Interestingly, the scuff-drive ended up driving the rover's right bogie to the hardstop. While climbing over one of the rocks as we backed up, the bogie (the rear part of the rocker-bogie suspension) was angled way up. No harm resulted to the vehicle, and as Rich Petras points out, this is something that rocker-bogie suspensions will do from time to time, and none of our modeling tools can predict it well. So I didn't do anything wrong. But it's a little freaky to see.
I finish implementing a new RoSE feature just in time to go to the downlink assessment meeting. I'm not really clear on how far they drove yestersol, if at all, but they did some remote sensing on White Elephant. Steve Ruff, reporting the MTES results, deadpans: "It looks like a dusty rock." The RAT guy, Steve Gorevan, says White Elephant looks "eminently RATtable," an important consideration for characterizing white rocks. Arvidson seems to want to skip White Elephant, though, feeling that it will slow us down too much. We're not really sure if the terrain is navigable (because we don't have terrain meshes yet), and he wants to put more meters on the wheels.
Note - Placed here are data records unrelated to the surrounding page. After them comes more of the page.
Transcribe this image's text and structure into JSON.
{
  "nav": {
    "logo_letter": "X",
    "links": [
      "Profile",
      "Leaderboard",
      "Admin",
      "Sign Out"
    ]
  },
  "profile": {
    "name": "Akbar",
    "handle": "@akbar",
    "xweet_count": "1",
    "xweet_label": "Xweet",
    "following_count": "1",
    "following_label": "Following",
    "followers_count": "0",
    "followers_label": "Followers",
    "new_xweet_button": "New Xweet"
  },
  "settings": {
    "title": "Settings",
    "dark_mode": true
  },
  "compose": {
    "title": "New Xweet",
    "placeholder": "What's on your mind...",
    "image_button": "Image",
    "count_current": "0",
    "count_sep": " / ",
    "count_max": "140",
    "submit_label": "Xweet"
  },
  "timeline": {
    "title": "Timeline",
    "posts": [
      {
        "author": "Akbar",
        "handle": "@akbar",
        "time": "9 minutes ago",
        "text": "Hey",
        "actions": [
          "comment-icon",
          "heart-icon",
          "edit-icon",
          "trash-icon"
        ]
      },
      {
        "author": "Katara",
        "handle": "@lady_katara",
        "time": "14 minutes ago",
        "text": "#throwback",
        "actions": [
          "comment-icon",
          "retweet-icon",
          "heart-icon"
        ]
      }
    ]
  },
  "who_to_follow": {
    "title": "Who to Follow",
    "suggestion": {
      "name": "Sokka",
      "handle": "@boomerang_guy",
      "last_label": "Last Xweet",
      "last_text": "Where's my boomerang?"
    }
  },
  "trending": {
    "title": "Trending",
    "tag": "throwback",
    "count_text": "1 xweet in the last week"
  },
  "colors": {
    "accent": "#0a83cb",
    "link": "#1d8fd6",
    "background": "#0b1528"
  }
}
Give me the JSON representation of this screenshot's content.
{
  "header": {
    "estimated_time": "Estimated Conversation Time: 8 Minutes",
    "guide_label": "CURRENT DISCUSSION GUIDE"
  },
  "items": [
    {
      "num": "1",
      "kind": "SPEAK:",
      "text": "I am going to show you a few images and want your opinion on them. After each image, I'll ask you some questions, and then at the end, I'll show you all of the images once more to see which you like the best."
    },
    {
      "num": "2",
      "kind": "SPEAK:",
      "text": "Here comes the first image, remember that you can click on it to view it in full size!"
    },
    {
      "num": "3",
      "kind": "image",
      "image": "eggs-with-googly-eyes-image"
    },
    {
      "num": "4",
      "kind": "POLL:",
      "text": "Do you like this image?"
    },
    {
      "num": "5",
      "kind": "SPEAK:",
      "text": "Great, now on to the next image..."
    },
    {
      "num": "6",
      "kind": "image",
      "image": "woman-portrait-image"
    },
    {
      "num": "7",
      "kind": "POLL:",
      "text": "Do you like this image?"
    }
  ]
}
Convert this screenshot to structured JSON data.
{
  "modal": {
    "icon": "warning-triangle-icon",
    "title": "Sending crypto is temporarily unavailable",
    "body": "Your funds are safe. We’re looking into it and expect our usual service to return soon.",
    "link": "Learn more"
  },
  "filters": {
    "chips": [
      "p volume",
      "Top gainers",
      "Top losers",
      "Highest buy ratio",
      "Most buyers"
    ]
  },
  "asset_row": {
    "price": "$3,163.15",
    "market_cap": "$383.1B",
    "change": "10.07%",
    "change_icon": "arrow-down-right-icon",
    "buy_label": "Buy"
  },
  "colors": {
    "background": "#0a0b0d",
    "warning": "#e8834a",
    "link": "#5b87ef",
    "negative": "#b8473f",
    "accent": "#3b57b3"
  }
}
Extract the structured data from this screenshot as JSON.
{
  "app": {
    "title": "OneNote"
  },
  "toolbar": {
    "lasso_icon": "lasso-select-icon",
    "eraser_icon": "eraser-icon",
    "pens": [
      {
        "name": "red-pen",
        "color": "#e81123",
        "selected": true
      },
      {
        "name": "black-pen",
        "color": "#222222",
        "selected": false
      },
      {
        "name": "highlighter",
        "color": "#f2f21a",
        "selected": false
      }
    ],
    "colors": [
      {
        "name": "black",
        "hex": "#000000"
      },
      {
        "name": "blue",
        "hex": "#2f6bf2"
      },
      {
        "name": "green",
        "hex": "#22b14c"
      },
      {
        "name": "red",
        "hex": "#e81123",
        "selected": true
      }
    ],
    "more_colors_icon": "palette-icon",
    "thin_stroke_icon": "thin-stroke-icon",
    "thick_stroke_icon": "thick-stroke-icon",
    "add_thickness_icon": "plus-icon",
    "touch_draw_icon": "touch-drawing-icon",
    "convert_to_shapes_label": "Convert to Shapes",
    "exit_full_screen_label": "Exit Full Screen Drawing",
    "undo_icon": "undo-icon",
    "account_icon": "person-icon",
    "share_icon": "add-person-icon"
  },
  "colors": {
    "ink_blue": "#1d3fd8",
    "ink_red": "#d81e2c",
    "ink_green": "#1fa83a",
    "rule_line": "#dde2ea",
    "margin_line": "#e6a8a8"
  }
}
One thing they might want us to do while putting meters on the wheels is to deliberately drive one side of the rover along a drift, leaving a big scar for them to image. There are problems with doing this (it guarantees slippage, which means uncertainty in our positioning, and that uncertainty is multiplied for a longer drive). But it sounds like a cool thing to do.
Just before the meeting ends, Ray reports that "at LPSC, we were heroes." Steve Squyres stood up and got a huge round of applause before he even said anything. The room was packed wall to wall -- people were standing in the aisles and along the walls; you couldn't enter or leave. "I haven't seen such excitement since the Viking lander missions," he says. "Even grumpy old greybeards were ooh-ing and aah-ing."